Dr. Amii Steele pediatric psychologist

Child Health | 6 years ago

Helping Kids, Families Face the Emotional Side of Cancer

Kids fight cancer on more than one front. Dr. Amii Steele, a pediatric psychologist, helps children and families work through the emotional challenges with unique strategies to cope with diagnosis, treatment and moving ahead.
Our oncology team doesn’t sneak up on the children’s diseases; they take them head-on. In helping patients and families confront the emotional challenge of cancer, Amii Steele, PhD, takes the same approach.

Dr. Steele is a pediatric psychologist at Levine Children’s Hospital and head of our psychosocial program. Together with her team of five clinical social workers and one postdoctoral fellow, she works to help families not only get through their medical experiences, but past them.

“I help children and families cope with not only the medical aspects of their treatment, but also the social and emotional aspects,” she says. “Cancer is absolutely just as much emotional and social as it is physical. It's something that affects the entire family, not just the child. Children are resilient and generally do pretty well, but they also have a wide range of emotions that comes with having a cancer diagnosis.”

Dr. Steele or a member of her team makes contact with a patient and family in every instance of a new diagnosis, a recurrence or relapse, or a negative outcome during treatment. “I meet patients and families at moments when they’re most vulnerable," she says.

And while other child psychologists may deal with phobias or general anxiety, “These children’s fears are real. They may actually occur,” she says. “There’s something patients and families like about my being open with them and not sugar-coating things. It’s normal to have questions and fears. If you don’t talk about them, the anxiety just grows.”

Using what she calls a strength-based approach, Dr. Steele helps families assess the clinical, social, family and community resources they have, then plot the best ways to put them to use. “The biggest thing is knowing you’re not alone,” she says. “We try to instill healthy coping skills and set them up for success when they’re on their own.”
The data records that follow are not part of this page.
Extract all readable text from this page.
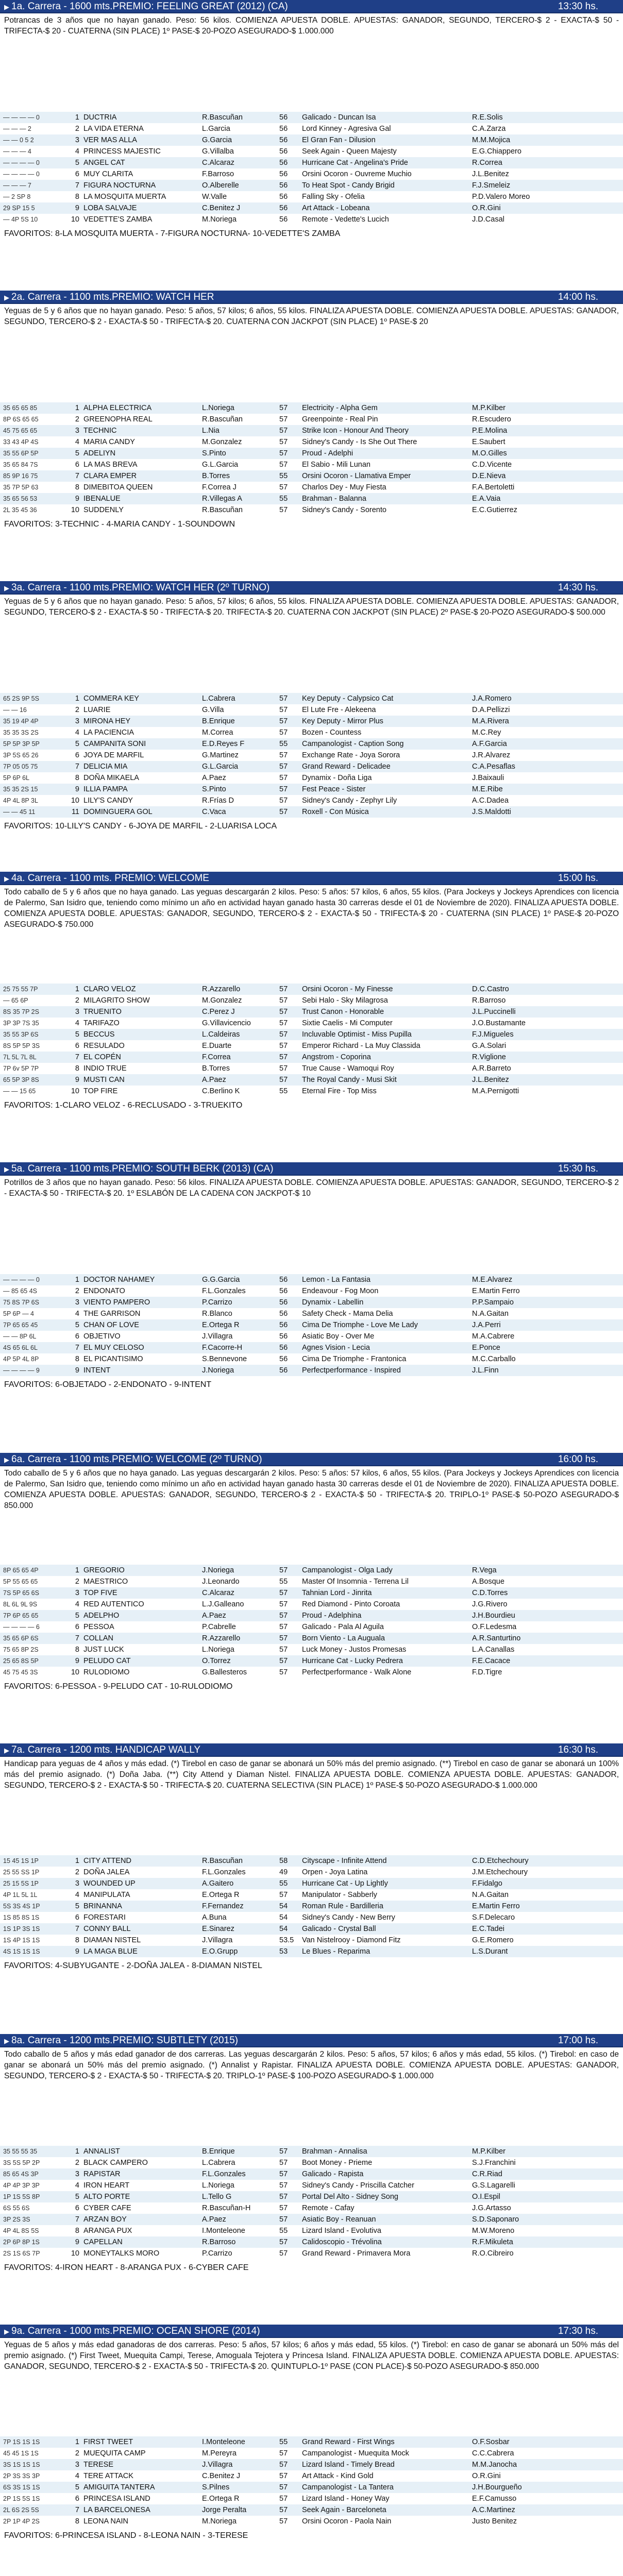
▶ 1a. Carrera - 1600 mts.PREMIO: FEELING GREAT (2012) (CA)	13:30 hs.
Potrancas de 3 años que no hayan ganado. Peso: 56 kilos. COMIENZA APUESTA DOBLE. APUESTAS: GANADOR, SEGUNDO, TERCERO-$ 2 - EXACTA-$ 50 - TRIFECTA-$ 20 - CUATERNA (SIN PLACE) 1º PASE-$ 20-POZO ASEGURADO-$ 1.000.000
— — — — 0	1	DUCTRIA	R.Bascuñan	56	Galicado - Duncan Isa	R.E.Solis
— — — 2	2	LA VIDA ETERNA	L.Garcia	56	Lord Kinney - Agresiva Gal	C.A.Zarza
— — 0 5 2	3	VER MAS ALLA	G.Garcia	56	El Gran Fan - Dilusion	M.M.Mojica
— — — 4	4	PRINCESS MAJESTIC	G.Villalba	56	Seek Again - Queen Majesty	E.G.Chiappero
— — — — 0	5	ANGEL CAT	C.Alcaraz	56	Hurricane Cat - Angelina's Pride	R.Correa
— — — — 0	6	MUY CLARITA	F.Barroso	56	Orsini Ocoron - Ouvreme Muchio	J.L.Benitez
— — — 7	7	FIGURA NOCTURNA	O.Alberelle	56	To Heat Spot - Candy Brigid	F.J.Smeleiz
— 2 SP 8	8	LA MOSQUITA MUERTA	W.Valle	56	Falling Sky - Ofelia	P.D.Valero Moreo
29 SP 15 5	9	LOBA SALVAJE	C.Benitez J	56	Art Attack - Lobeana	O.R.Gini
— 4P 5S 10	10	VEDETTE'S ZAMBA	M.Noriega	56	Remote - Vedette's Lucich	J.D.Casal
FAVORITOS: 8-LA MOSQUITA MUERTA - 7-FIGURA NOCTURNA- 10-VEDETTE'S ZAMBA
▶ 2a. Carrera - 1100 mts.PREMIO: WATCH HER	14:00 hs.
Yeguas de 5 y 6 años que no hayan ganado. Peso: 5 años, 57 kilos; 6 años, 55 kilos. FINALIZA APUESTA DOBLE. COMIENZA APUESTA DOBLE. APUESTAS: GANADOR, SEGUNDO, TERCERO-$ 2 - EXACTA-$ 50 - TRIFECTA-$ 20. CUATERNA CON JACKPOT (SIN PLACE) 1º PASE-$ 20
35 65 65 85	1	ALPHA ELECTRICA	L.Noriega	57	Electricity - Alpha Gem	M.P.Kilber
8P 6S 65 65	2	GREENOPHA REAL	R.Bascuñan	57	Greenpointe - Real Pin	R.Escudero
45 75 65 65	3	TECHNIC	L.Nia	57	Strike Icon - Honour And Theory	P.E.Molina
33 43 4P 4S	4	MARIA CANDY	M.Gonzalez	57	Sidney's Candy - Is She Out There	E.Saubert
35 55 6P 5P	5	ADELIYN	S.Pinto	57	Proud - Adelphi	M.O.Gilles
35 65 84 7S	6	LA MAS BREVA	G.L.Garcia	57	El Sabio - Mili Lunan	C.D.Vicente
85 9P 16 75	7	CLARA EMPER	B.Torres	55	Orsini Ocoron - Llamativa Emper	D.E.Nieva
35 7P 5P 63	8	DIMEBITOA QUEEN	F.Correa J	57	Charlos Dey - Muy Fiesta	F.A.Bertoletti
35 65 56 53	9	IBENALUE	R.Villegas A	55	Brahman - Balanna	E.A.Vaia
2L 35 45 36	10	SUDDENLY	R.Bascuñan	57	Sidney's Candy - Sorento	E.C.Gutierrez
FAVORITOS: 3-TECHNIC - 4-MARIA CANDY - 1-SOUNDOWN
▶ 3a. Carrera - 1100 mts.PREMIO: WATCH HER (2º TURNO)	14:30 hs.
Yeguas de 5 y 6 años que no hayan ganado. Peso: 5 años, 57 kilos; 6 años, 55 kilos. FINALIZA APUESTA DOBLE. COMIENZA APUESTA DOBLE. APUESTAS: GANADOR, SEGUNDO, TERCERO-$ 2 - EXACTA-$ 50 - TRIFECTA-$ 20. TRIFECTA-$ 20. CUATERNA CON JACKPOT (SIN PLACE) 2º PASE-$ 20-POZO ASEGURADO-$ 500.000
65 2S 9P 5S	1	COMMERA KEY	L.Cabrera	57	Key Deputy - Calypsico Cat	J.A.Romero
— — 16	2	LUARIE	G.Villa	57	El Lute Fre - Alekeena	D.A.Pellizzi
35 19 4P 4P	3	MIRONA HEY	B.Enrique	57	Key Deputy - Mirror Plus	M.A.Rivera
35 35 3S 2S	4	LA PACIENCIA	M.Correa	57	Bozen - Countess	M.C.Rey
5P 5P 3P 5P	5	CAMPANITA SONI	E.D.Reyes F	55	Campanologist - Caption Song	A.F.Garcia
3P 5S 65 26	6	JOYA DE MARFIL	G.Martinez	57	Exchange Rate - Joya Sorora	J.R.Alvarez
7P 05 05 75	7	DELICIA MIA	G.L.Garcia	57	Grand Reward - Delicadee	C.A.Pesaflas
5P 6P 6L	8	DOÑA MIKAELA	A.Paez	57	Dynamix - Doña Liga	J.Baixauli
35 35 2S 15	9	ILLIA PAMPA	S.Pinto	57	Fest Peace - Sister	M.E.Ribe
4P 4L 8P 3L	10	LILY'S CANDY	R.Frías D	57	Sidney's Candy - Zephyr Lily	A.C.Dadea
— — 45 11	11	DOMINGUERA GOL	C.Vaca	57	Roxell - Con Música	J.S.Maldotti
FAVORITOS: 10-LILY'S CANDY - 6-JOYA DE MARFIL - 2-LUARISA LOCA
▶ 4a. Carrera - 1100 mts. PREMIO: WELCOME	15:00 hs.
Todo caballo de 5 y 6 años que no haya ganado. Las yeguas descargarán 2 kilos. Peso: 5 años: 57 kilos, 6 años, 55 kilos. (Para Jockeys y Jockeys Aprendices con licencia de Palermo, San Isidro que, teniendo como mínimo un año en actividad hayan ganado hasta 30 carreras desde el 01 de Noviembre de 2020). FINALIZA APUESTA DOBLE. COMIENZA APUESTA DOBLE. APUESTAS: GANADOR, SEGUNDO, TERCERO-$ 2 - EXACTA-$ 50 - TRIFECTA-$ 20 - CUATERNA (SIN PLACE) 1º PASE-$ 20-POZO ASEGURADO-$ 750.000
25 75 55 7P	1	CLARO VELOZ	R.Azzarello	57	Orsini Ocoron - My Finesse	D.C.Castro
— 65 6P	2	MILAGRITO SHOW	M.Gonzalez	57	Sebi Halo - Sky Milagrosa	R.Barroso
8S 35 7P 2S	3	TRUENITO	C.Perez J	57	Trust Canon - Honorable	J.L.Puccinelli
3P 3P 7S 35	4	TARIFAZO	G.Villavicencio	57	Sixtie Caelis - Mi Computer	J.O.Bustamante
35 55 3P 6S	5	BECCUS	L.Caldeiras	57	Incluvable Optimist - Miss Pupilla	F.J.Migueles
8S 5P 5P 3S	6	RESULADO	E.Duarte	57	Emperor Richard - La Muy Classida	G.A.Solari
7L 5L 7L 8L	7	EL COPÉN	F.Correa	57	Angstrom - Coporina	R.Viglione
7P 6v 5P 7P	8	INDIO TRUE	B.Torres	57	True Cause - Wamoqui Roy	A.R.Barreto
65 5P 3P 8S	9	MUSTI CAN	A.Paez	57	The Royal Candy - Musi Skit	J.L.Benitez
— — 15 65	10	TOP FIRE	C.Berlino K	55	Eternal Fire - Top Miss	M.A.Pernigotti
FAVORITOS: 1-CLARO VELOZ - 6-RECLUSADO - 3-TRUEKITO
▶ 5a. Carrera - 1100 mts.PREMIO: SOUTH BERK (2013) (CA)	15:30 hs.
Potrillos de 3 años que no hayan ganado. Peso: 56 kilos. FINALIZA APUESTA DOBLE. COMIENZA APUESTA DOBLE. APUESTAS: GANADOR, SEGUNDO, TERCERO-$ 2 - EXACTA-$ 50 - TRIFECTA-$ 20. 1º ESLABÓN DE LA CADENA CON JACKPOT-$ 10
— — — — 0	1	DOCTOR NAHAMEY	G.G.Garcia	56	Lemon - La Fantasia	M.E.Alvarez
— 85 65 4S	2	ENDONATO	F.L.Gonzales	56	Endeavour - Fog Moon	E.Martin Ferro
75 8S 7P 6S	3	VIENTO PAMPERO	P.Carrizo	56	Dynamix - Labellin	P.P.Sampaio
5P 6P — 4	4	THE GARRISON	R.Blanco	56	Safety Check - Mama Delia	N.A.Gaitan
7P 65 65 45	5	CHAN OF LOVE	E.Ortega R	56	Cima De Triomphe - Love Me Lady	J.A.Perri
— — 8P 6L	6	OBJETIVO	J.Villagra	56	Asiatic Boy - Over Me	M.A.Cabrere
4S 65 6L 6L	7	EL MUY CELOSO	F.Cacorre-H	56	Agnes Vision - Lecia	E.Ponce
4P 5P 4L 8P	8	EL PICANTISIMO	S.Bennevone	56	Cima De Triomphe - Frantonica	M.C.Carballo
— — — — 9	9	INTENT	J.Noriega	56	Perfectperformance - Inspired	J.L.Finn
FAVORITOS: 6-OBJETADO - 2-ENDONATO - 9-INTENT
▶ 6a. Carrera - 1100 mts.PREMIO: WELCOME (2º TURNO)	16:00 hs.
Todo caballo de 5 y 6 años que no haya ganado. Las yeguas descargarán 2 kilos. Peso: 5 años: 57 kilos, 6 años, 55 kilos. (Para Jockeys y Jockeys Aprendices con licencia de Palermo, San Isidro que, teniendo como mínimo un año en actividad hayan ganado hasta 30 carreras desde el 01 de Noviembre de 2020). FINALIZA APUESTA DOBLE. COMIENZA APUESTA DOBLE. APUESTAS: GANADOR, SEGUNDO, TERCERO-$ 2 - EXACTA-$ 50 - TRIFECTA-$ 20. TRIPLO-1º PASE-$ 50-POZO ASEGURADO-$ 850.000
8P 65 65 4P	1	GREGORIO	J.Noriega	57	Campanologist - Olga Lady	R.Vega
5P 55 65 65	2	MAESTRICO	J.Leonardo	55	Master Of Insomnia - Terrena Lil	A.Bosque
7S 5P 65 6S	3	TOP FIVE	C.Alcaraz	57	Tahnian Lord - Jinrita	C.D.Torres
8L 6L 9L 9S	4	RED AUTENTICO	L.J.Galleano	57	Red Diamond - Pinto Coroata	J.G.Rivero
7P 6P 65 65	5	ADELPHO	A.Paez	57	Proud - Adelphina	J.H.Bourdieu
— — — — 6	6	PESSOA	P.Cabrelle	57	Galicado - Pala Al Aguila	O.F.Ledesma
35 65 6P 6S	7	COLLAN	R.Azzarello	57	Born Viento - La Auguala	A.R.Santurtino
75 65 8P 2S	8	JUST LUCK	L.Noriega	57	Luck Money - Justos Promesas	L.A.Canallas
25 65 8S 5P	9	PELUDO CAT	O.Torrez	57	Hurricane Cat - Lucky Pedrera	F.E.Cacace
45 75 45 3S	10	RULODIOMO	G.Ballesteros	57	Perfectperformance - Walk Alone	F.D.Tigre
FAVORITOS: 6-PESSOA - 9-PELUDO CAT - 10-RULODIOMO
▶ 7a. Carrera - 1200 mts. HANDICAP WALLY	16:30 hs.
Handicap para yeguas de 4 años y más edad. (*) Tirebol en caso de ganar se abonará un 50% más del premio asignado. (**) Tirebol en caso de ganar se abonará un 100% más del premio asignado. (*) Doña Jaba. (**) City Attend y Diaman Nistel. FINALIZA APUESTA DOBLE. COMIENZA APUESTA DOBLE. APUESTAS: GANADOR, SEGUNDO, TERCERO-$ 2 - EXACTA-$ 50 - TRIFECTA-$ 20. CUATERNA SELECTIVA (SIN PLACE) 1º PASE-$ 50-POZO ASEGURADO-$ 1.000.000
15 45 1S 1P	1	CITY ATTEND	R.Bascuñan	58	Cityscape - Infinite Attend	C.D.Etchechoury
25 55 SS 1P	2	DOÑA JALEA	F.L.Gonzales	49	Orpen - Joya Latina	J.M.Etchechoury
25 15 5S 1P	3	WOUNDED UP	A.Gaitero	55	Hurricane Cat - Up Lightly	F.Fidalgo
4P 1L 5L 1L	4	MANIPULATA	E.Ortega R	57	Manipulator - Sabberly	N.A.Gaitan
5S 3S 4S 1P	5	BRINANNA	F.Fernandez	54	Roman Rule - Bardilleria	E.Martin Ferro
1S 85 8S 1S	6	FORESTARI	A.Buna	54	Sidney's Candy - New Berry	S.F.Delecaro
1S 1P 3S 1S	7	CONNY BALL	E.Sinarez	54	Galicado - Crystal Ball	E.C.Tadei
1S 4P 1S 1S	8	DIAMAN NISTEL	J.Villagra	53.5	Van Nistelrooy - Diamond Fitz	G.E.Romero
4S 1S 1S 1S	9	LA MAGA BLUE	E.O.Grupp	53	Le Blues - Reparima	L.S.Durant
FAVORITOS: 4-SUBYUGANTE - 2-DOÑA JALEA - 8-DIAMAN NISTEL
▶ 8a. Carrera - 1200 mts.PREMIO: SUBTLETY (2015)	17:00 hs.
Todo caballo de 5 años y más edad ganador de dos carreras. Las yeguas descargarán 2 kilos. Peso: 5 años, 57 kilos; 6 años y más edad, 55 kilos. (*) Tirebol: en caso de ganar se abonará un 50% más del premio asignado. (*) Annalist y Rapistar. FINALIZA APUESTA DOBLE. COMIENZA APUESTA DOBLE. APUESTAS: GANADOR, SEGUNDO, TERCERO-$ 2 - EXACTA-$ 50 - TRIFECTA-$ 20. TRIPLO-1º PASE-$ 100-POZO ASEGURADO-$ 1.000.000
35 55 55 35	1	ANNALIST	B.Enrique	57	Brahman - Annalisa	M.P.Kilber
3S 5S 5P 2P	2	BLACK CAMPERO	L.Cabrera	57	Boot Money - Prieme	S.J.Franchini
85 65 4S 3P	3	RAPISTAR	F.L.Gonzales	57	Galicado - Rapista	C.R.Riad
4P 4P 3P 3P	4	IRON HEART	L.Noriega	57	Sidney's Candy - Priscilla Catcher	G.S.Lagarelli
1P 1S 5S 8P	5	ALTO PORTE	L.Tello G	57	Portal Del Alto - Sidney Song	O.I.Espil
6S 55 6S	6	CYBER CAFE	R.Bascuñan-H	57	Remote - Cafay	J.G.Artasso
3P 2S 3S	7	ARZAN BOY	A.Paez	57	Asiatic Boy - Reanuan	S.D.Saponaro
4P 4L 8S 5S	8	ARANGA PUX	I.Monteleone	55	Lizard Island - Evolutiva	M.W.Moreno
2P 6P 8P 1S	9	CAPELLAN	R.Barroso	57	Calidoscopio - Trévolina	R.F.Mikuleta
2S 1S 6S 7P	10	MONEYTALKS MORO	P.Carrizo	57	Grand Reward - Primavera Mora	R.O.Cibreiro
FAVORITOS: 4-IRON HEART - 8-ARANGA PUX - 6-CYBER CAFE
▶ 9a. Carrera - 1000 mts.PREMIO: OCEAN SHORE (2014)	17:30 hs.
Yeguas de 5 años y más edad ganadoras de dos carreras. Peso: 5 años, 57 kilos; 6 años y más edad, 55 kilos. (*) Tirebol: en caso de ganar se abonará un 50% más del premio asignado. (*) First Tweet, Muequita Campi, Terese, Amoguala Tejotera y Princesa Island. FINALIZA APUESTA DOBLE. COMIENZA APUESTA DOBLE. APUESTAS: GANADOR, SEGUNDO, TERCERO-$ 2 - EXACTA-$ 50 - TRIFECTA-$ 20. QUINTUPLO-1º PASE (CON PLACE)-$ 50-POZO ASEGURADO-$ 850.000
7P 1S 1S 1S	1	FIRST TWEET	I.Monteleone	55	Grand Reward - First Wings	O.F.Sosbar
45 45 1S 1S	2	MUEQUITA CAMP	M.Pereyra	57	Campanologist - Muequita Mock	C.C.Cabrera
3S 1S 1S 1S	3	TERESE	J.Villagra	57	Lizard Island - Timely Bread	M.M.Janocha
2P 3S 3S 3P	4	TERE ATTACK	C.Benitez J	57	Art Attack - Kind Gold	O.R.Gini
6S 3S 1S 1S	5	AMIGUITA TANTERA	S.Pilnes	57	Campanologist - La Tantera	J.H.Bourgueño
2P 1S 5S 1S	6	PRINCESA ISLAND	E.Ortega R	57	Lizard Island - Honey Way	E.F.Camusso
2L 6S 2S 5S	7	LA BARCELONESA	Jorge Peralta	57	Seek Again - Barceloneta	A.C.Martinez
2P 1P 4P 2S	8	LEONA NAIN	M.Noriega	57	Orsini Ocoron - Paola Nain	Justo Benitez
FAVORITOS: 6-PRINCESA ISLAND - 8-LEONA NAIN - 3-TERESE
Dr. Steele also offers advice to the people in a patient’s life who may be at a loss for what to say or how to help. “Show it in your actions,” she advises. “Do things that are needed for everyday life. Instead of saying, ‘Let me know what I can do,’ ask: ‘Can I drop off a meal? Can I mow the grass? Do you need me to pick up one child from the school bus while you and the other child are at the hospital?’ People want to help but they don’t know what they can do.”

Sometimes, maintaining everyday routines can be more help than people know. “One of the things that's often overlooked is the importance of everyday things that kids may miss out on who have a medical condition,” Dr. Steele says, “whether that's school, or feeling normal, or hanging out with friends.”

“I’m impressed and in awe of the patients and families I have the privilege to work with. They teach me things every day about coping with adversity many people never experience,” Dr. Steele says. “And while working with young cancer patients isn’t always easy, there’s something in your heart that draws you to this.”